Drohende Hinrichtung

AI-Index: AMR 51/100/2010

Im US-Bundesstaat Arizona ist die Hinrichtung von Jeffrey Landrigan, einem 50-jährigen Indigenen, für den 26. Oktober um 10.00 Uhr anberaumt worden. 13 Bundesrichter haben bereits vorgebracht, dass er eine Anhörung zu seiner Behauptung hätte bekommen sollen, bei seinem Prozess im Jahr 1990 ungenügend vertreten worden zu sein. 2007 räumte die für das Verfahren zuständige Richterin ein, sie hätte nicht die Todesstrafe verhängt, wenn ihr das entlastende Beweismaterial vorgelegt worden wäre.

Am 15. Dezember 1989 wurde Chester Dyer in seiner Wohnung tot aufgefunden. Der Mord wurde Jeffrey Landrigan zur Last gelegt. Er konnte sich keine anwaltliche Vertretung leisten, so dass das Gericht jemanden bestimmte, der Jeffrey Landrigan vertreten sollte – einen Anwalt, der noch nie zuvor in einem Todesstrafenprozess gearbeitet hatte. Jeffrey Landrigan lehnte das Angebot der Staatsanwaltschaft ab, eine Haftstrafe von 20 Jahren im Gegenzug für ein Geständnis eines Mordes zweiten Grades anzunehmen. Die Geschworenen befanden ihn des Mordes ersten Grades für schuldig. Für die Phase des Gerichtsverfahrens, in der 1990 über das Strafmass entschieden wurde, hatte der Anwalt von Jeffrey Landrigan nur zwei Zeuginnen geladen, um auszusagen. Eine war Jeffrey Landrigans biologische Mutter (die ihn im Alter von sechs Monaten verliess) und die andere war seine Ex-Frau. Jeffrey Landrigan weigerte sich, die beiden aussagen zu lassen. Die Richterin verurteilte ihn zum Tode, obwohl sie feststellte, er habe nicht mit Vorsatz gehandelt.

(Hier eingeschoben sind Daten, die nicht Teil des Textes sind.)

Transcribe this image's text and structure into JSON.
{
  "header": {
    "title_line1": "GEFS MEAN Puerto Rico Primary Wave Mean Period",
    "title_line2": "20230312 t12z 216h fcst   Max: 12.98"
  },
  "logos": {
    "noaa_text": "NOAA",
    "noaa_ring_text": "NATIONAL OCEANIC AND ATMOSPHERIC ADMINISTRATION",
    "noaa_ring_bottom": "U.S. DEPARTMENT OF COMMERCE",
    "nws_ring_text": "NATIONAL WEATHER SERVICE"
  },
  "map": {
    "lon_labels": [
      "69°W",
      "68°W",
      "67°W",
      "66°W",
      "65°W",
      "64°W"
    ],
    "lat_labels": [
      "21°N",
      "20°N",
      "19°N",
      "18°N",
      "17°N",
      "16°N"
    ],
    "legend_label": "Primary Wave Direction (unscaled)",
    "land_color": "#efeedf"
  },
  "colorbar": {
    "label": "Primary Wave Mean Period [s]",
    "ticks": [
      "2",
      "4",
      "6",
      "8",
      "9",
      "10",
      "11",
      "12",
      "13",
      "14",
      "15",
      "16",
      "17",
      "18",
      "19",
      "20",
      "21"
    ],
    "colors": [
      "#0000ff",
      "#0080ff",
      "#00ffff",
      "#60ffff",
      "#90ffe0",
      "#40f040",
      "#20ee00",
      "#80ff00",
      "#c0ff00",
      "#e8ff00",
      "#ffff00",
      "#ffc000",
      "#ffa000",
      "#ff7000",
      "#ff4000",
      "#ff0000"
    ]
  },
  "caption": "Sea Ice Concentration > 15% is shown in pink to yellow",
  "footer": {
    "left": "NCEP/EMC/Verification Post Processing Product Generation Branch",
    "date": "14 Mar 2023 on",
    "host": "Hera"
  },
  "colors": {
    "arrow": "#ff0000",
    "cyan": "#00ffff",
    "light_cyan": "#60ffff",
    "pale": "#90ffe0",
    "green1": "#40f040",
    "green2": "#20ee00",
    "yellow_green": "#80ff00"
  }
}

Der Anwalt hatte keine Aussage eines Experten über Jeffrey Landrigans Vorgeschichte vorgelegt oder überhaupt danach gefragt. 1998 befand ein Neuropsychologe, dass eine Kombination ausvererbten Faktoren, der pränatalen Einnahme von Alkohol und Drogen, der frühen Zurückweisung durch die Eltern und eine gestörte Beziehung zu seiner Adoptivfamilie Jeffrey Landrigans Fähigkeit, in der Gesellschaft zu funktionieren, „erheblich beeinträchtigt“ habe. 1999 lehnte es ein Bundesbezirksgericht ab, ein Beweisaufnahmeverfahren zur Behauptung einzuleiten, der Strafverteidiger sei verfassungsrechtlich unwirksam gewesen, da er versäumte, entlastende Beweise zu Jeffrey Landrigans Geschichte der Entbehrungen und des Missbrauchs zu untersuchen und vorzulegen. 2005 kam ein Bundesberufungsgericht (US Court of Appeals for the Ninth Circuit) mit neun zu zwei Stimmen zu dem Schluss, die Richterin am Bezirksgericht habe ihre Ermessensfreiheit missbraucht, indem sie das Beweisaufnahmeverfahren abgelehnt hatte. Die Mehrheit entschied, es sei wahrscheinlich, dass die Richterin der ersten Instanz Jeffrey Landrigan nicht zum Tode verurteilt hätte, wenn ihr die entlastenden Beweise des Berufungsverfahrens vorgelegt worden wären (was sie später auch selbst sagte). Selbst die beiden RichterInnen, die sich gegen ein Beweisaufnahmeverfahren aussprachen, stimmten zu, dass die Vorbereitung des Strafverteidigers auf den Prozess professionelle Standards „unterschritten“ hatte.

2007 hob der Oberste Gerichtshof der Vereinigten Staaten das Urteil des Bundesberufungsgerichts mit fünf zu vier Stimmen auf, auf der Grundlage, dass Jeffrey Landrigan seinem Strafverteidiger nicht gestattet hätte, entlastende Beweismittel vorzulegen, die dieser möglicherweise hätte aufdecken können. Die vier RichterInnen, die diesem Urteil widersprachen, beschuldigten ihre KollegInnen der „Spekulation“.